Die französische Mängelliste lässt sich leider fortsetzen, doch wo soll man anfangen? Beim Ausbildungssystem, welches eine Jugendarbeitslosigkeit von 24 Prozent produziert? Bei dem unflexiblen Arbeitsmarkt oder bei der 35-Stunden-Woche, die die Wettbewerbsfähigkeit der ohnehin überregulierten Unternehmen untergräbt? Oder bei der Steuerlast, die europaweit nur in Dänemark noch höher ausfällt?
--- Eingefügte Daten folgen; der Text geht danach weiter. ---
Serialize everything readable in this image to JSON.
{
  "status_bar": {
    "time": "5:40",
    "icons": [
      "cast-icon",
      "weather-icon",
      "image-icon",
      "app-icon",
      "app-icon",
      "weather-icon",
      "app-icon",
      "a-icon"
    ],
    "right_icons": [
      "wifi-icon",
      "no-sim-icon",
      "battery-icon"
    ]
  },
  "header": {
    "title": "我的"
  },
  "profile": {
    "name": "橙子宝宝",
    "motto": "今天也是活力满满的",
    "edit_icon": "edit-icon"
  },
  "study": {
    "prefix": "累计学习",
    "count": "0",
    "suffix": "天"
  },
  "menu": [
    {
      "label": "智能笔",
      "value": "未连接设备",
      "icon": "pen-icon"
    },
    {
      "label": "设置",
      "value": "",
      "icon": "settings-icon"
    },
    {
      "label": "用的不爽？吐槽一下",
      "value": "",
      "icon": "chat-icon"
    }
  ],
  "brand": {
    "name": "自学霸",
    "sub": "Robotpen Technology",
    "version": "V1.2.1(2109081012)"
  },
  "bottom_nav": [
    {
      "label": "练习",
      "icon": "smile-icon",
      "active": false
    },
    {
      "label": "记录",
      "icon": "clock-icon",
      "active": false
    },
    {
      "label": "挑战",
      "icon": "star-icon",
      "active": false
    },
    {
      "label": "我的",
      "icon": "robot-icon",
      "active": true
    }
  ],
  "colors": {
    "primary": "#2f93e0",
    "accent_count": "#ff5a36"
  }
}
Nach wie vor verfügt Frankreich zwar über Pfunde, mit denen es wuchern kann. Zu ihnen gehören vor allem eine gute Infrastruktur, eine boomende Tourismusbranche sowie einige sehr leistungsstarke Konzerne im Industrie– und Dienstleistungssektor. Doch das reicht schon lange nicht mehr, um seine grundlegenden Schwächen auszugleichen. Allein die Tatsache, dass in Frankreich immer mehr Industriearbeitsplätze abgebaut und ins Ausland verlagert werden (rund 650.000 Jobs in den letzten zwölf Jahren), macht das deutlich.

Von den elf Bewerbern um das höchste Amt im Staat wagen dennoch nur zwei – der konservative Kandidat François Fillon sowie der parteilose Macron – das Thema Strukturreformen anzusprechen. Die übrigen versprechen neue, nicht gegenfinanzierte Wohltaten – etwa das von dem Sozialisten Benoit Hamon propagierte bedingungslose Grundeinkommen für alle oder die sowohl von Le Pen als auch von dem Linksaußen, Jean-Luc Mélenchon, versprochenen Renten- und Mindestlohnerhöhungen.

Auch wenn Macron vorn liegt und Le Pen Aufwind bekommen könnte, gibt es keinen Favoriten. Keiner dürfte die im ersten Wahlgang erforderlichen 50 Prozent erreichen. Mindestens aber Macron, Le Pen, Fillon und Mélenchon wird zugetraut, sich für die Stichwahl am 7. Mai durchzusetzen. Eine unübersichtliche Lage, die beispiellos in der jüngeren Geschichte Frankreichs ist.